Few-shot Link Prediction in Dynamic Networks
Cheng Yang, Chunchen Wang, Yuanfu Lu, Xumeng Gong, Chuan Shi, Wei Wang, Xu Zhang
Abstract
Dynamic link prediction, which aims at forecasting future edges of a node in a dynamic network, is an important problem in network science and has a wide range of real-world applications. A key property of dynamic networks is that new nodes and links keep coming over time and these new nodes usually have only a few links at their arrivals. However, how to predict future links for these few-shot nodes in a dynamic network has not been well studied. Existing dynamic network representation learning methods were not specialized for few-shot scenarios and thus would lead to suboptimal performances.

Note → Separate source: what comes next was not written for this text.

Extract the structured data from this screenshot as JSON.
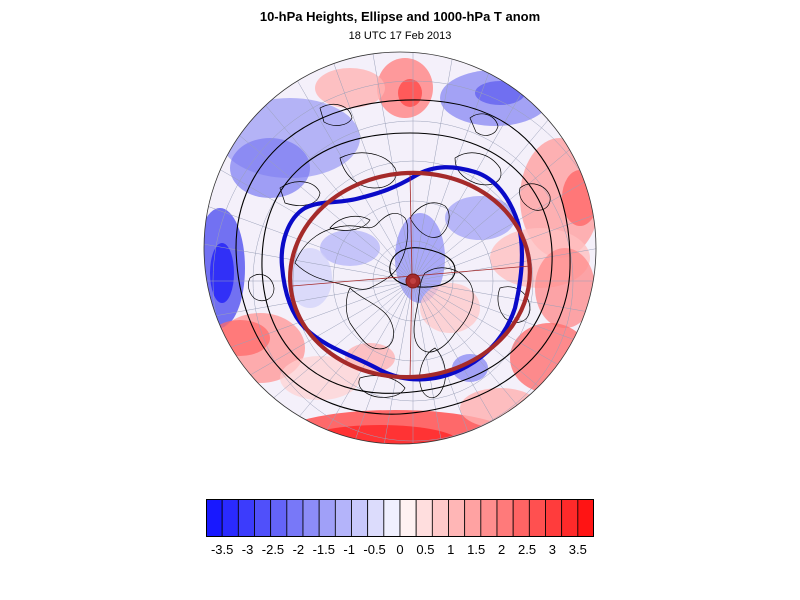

In this paper, we propose a novel model based on a meta-learning framework, dubbed as MetaDyGNN, for few-shot link prediction in dynamic networks. Specifically, we propose a meta-learner with hierarchical time interval-wise and node-wise adaptions to extract general knowledge behind this problem. We also design a simple and effective dynamic graph neural network (GNN) module to characterize the local structure of each node in meta-learning tasks. As a result, the learned general knowledge serves as model initializations, and can quickly adapt to new nodes with a fine-tuning process on only a few links. Experimental results show that our proposed MetaDyGNN significantly outperforms state-of-the-art methods on three publicly available datasets.